Praten over scheiding
Ze zat achteraan in de klas. De zon scheen, maar haar bankje stond opzij geschoven, een beetje verscholen achter de rest. Ze zat daar alleen.
Mijn bezoek aan dit schooltje kwam er op vraag van de directrice, een geëngageerde vrouw die een vastenvoettocht wou doen met alle kinderen van de lagere school voor een goed doel. Iets dat ‘dichtbij’ was voor een keertje. Er is overal veel armoede, maar ook vlak bij ons, en daar staan we soms te weinig bij stil, zei ze. Terecht.
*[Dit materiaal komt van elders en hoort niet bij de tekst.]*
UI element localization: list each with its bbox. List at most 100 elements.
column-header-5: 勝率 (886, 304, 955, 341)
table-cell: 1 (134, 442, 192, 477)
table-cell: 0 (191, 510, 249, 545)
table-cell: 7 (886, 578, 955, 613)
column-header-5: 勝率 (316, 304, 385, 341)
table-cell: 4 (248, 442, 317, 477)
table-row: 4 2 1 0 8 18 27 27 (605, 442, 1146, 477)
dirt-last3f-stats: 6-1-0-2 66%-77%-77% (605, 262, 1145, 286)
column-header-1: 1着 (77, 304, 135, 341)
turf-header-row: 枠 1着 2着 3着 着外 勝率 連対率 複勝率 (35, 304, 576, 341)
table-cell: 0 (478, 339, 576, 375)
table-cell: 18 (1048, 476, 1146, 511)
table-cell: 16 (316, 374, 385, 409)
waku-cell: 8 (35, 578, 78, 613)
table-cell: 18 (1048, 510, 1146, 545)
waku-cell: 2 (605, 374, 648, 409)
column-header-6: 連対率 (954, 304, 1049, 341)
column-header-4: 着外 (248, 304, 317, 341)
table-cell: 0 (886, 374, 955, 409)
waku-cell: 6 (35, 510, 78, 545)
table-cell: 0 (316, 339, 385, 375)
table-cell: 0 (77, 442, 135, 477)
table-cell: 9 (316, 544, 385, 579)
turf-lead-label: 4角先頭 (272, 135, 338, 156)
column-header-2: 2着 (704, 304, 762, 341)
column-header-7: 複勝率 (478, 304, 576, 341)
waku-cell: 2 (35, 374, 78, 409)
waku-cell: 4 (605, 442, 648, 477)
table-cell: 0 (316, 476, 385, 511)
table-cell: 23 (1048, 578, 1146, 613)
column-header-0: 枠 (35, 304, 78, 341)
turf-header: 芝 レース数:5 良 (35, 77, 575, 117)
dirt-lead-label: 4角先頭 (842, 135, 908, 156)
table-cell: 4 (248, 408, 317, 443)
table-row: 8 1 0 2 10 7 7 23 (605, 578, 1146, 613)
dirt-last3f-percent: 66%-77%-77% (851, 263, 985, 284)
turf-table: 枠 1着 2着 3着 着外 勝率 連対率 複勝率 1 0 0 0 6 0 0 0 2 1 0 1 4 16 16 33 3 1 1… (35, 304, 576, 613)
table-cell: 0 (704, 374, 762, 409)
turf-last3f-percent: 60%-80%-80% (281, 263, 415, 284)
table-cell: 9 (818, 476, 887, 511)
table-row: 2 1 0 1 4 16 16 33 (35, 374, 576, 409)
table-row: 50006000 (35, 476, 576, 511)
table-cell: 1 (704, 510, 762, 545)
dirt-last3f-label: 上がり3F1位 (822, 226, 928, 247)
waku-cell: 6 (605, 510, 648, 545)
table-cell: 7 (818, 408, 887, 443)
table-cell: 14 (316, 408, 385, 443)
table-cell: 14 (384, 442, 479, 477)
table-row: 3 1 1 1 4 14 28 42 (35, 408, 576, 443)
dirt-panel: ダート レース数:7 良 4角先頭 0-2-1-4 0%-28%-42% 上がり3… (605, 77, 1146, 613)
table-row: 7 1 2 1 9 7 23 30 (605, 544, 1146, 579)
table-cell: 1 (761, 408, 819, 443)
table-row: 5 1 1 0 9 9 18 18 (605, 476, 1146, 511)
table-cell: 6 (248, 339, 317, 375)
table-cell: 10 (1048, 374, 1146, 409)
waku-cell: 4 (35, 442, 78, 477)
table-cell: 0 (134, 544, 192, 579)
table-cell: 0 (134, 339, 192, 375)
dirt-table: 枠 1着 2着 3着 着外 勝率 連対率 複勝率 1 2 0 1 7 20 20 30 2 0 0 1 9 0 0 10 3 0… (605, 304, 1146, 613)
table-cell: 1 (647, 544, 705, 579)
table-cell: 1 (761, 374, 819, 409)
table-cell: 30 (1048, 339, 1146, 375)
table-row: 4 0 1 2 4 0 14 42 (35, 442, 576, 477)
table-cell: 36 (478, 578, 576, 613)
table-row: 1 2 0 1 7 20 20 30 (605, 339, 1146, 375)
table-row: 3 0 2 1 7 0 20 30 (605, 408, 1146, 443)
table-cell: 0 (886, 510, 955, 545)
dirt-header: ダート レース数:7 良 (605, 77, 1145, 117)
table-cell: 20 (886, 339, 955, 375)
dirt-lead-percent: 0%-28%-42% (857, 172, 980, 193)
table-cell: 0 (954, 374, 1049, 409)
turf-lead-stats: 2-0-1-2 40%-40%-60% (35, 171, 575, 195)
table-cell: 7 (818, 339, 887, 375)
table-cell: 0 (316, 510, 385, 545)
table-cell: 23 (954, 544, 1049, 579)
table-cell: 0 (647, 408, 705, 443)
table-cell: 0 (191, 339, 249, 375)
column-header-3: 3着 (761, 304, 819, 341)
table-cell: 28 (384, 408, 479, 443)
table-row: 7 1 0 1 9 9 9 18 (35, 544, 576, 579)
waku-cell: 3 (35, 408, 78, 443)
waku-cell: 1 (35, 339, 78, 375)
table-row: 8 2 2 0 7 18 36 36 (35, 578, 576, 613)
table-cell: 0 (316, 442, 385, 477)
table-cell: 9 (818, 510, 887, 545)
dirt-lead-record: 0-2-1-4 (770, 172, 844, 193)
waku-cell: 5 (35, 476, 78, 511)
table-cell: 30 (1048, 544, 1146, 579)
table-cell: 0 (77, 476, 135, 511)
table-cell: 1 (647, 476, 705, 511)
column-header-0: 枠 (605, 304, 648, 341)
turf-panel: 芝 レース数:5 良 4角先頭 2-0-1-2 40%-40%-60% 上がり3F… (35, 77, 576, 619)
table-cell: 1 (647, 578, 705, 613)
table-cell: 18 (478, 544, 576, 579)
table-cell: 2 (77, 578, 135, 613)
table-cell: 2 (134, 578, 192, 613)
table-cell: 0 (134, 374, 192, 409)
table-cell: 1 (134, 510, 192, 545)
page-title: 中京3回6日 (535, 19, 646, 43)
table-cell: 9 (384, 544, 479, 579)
Daarom zoeken wij – CAW Oost-Brabant – ook steeds naar fondsen om projecten te realiseren die strikt genomen niet onze wettelijke opdracht zijn, maar die voor ons – ook strikt genomen – wel noodzakelijk zijn om gepaste hulp te bieden aan maatschappelijk kwetsbare mensen.
Ik wilde hen dus vertellen over onze Bezoekruimte waar we proberen de relatie te herstellen tussen kinderen en hun ouders die in een moeilijke scheiding zitten. We wilden er graag een buitenspeelruimte creëren waar kinderen met hun papa of mama konden samen spelen, in alle vrijheid en rust, en zo al spelend terug vertrouwen in elkaar krijgen.
Daar stond ik dan, in een klasje vol negenjarige kindjes…met Anna daar ergens achterin.
Vechtscheiding in kindertaal
Ik vertelde hen over de liefde. Over hoe mooi die kan zijn, maar ook hoe moeilijk soms. En dat mensen mekaar soms ook veel pijn kunnen doen als ze mekaar niet meer graag zien. Ik had het over vechtscheidingen in kindertaal.
En terwijl ik echt met een gewrongen gevoel zat over hoe en vooral waarom zo’n zwaar thema vertellen aan zo’n lichte kindjes, gingen de vingertjes vrolijk omhoog.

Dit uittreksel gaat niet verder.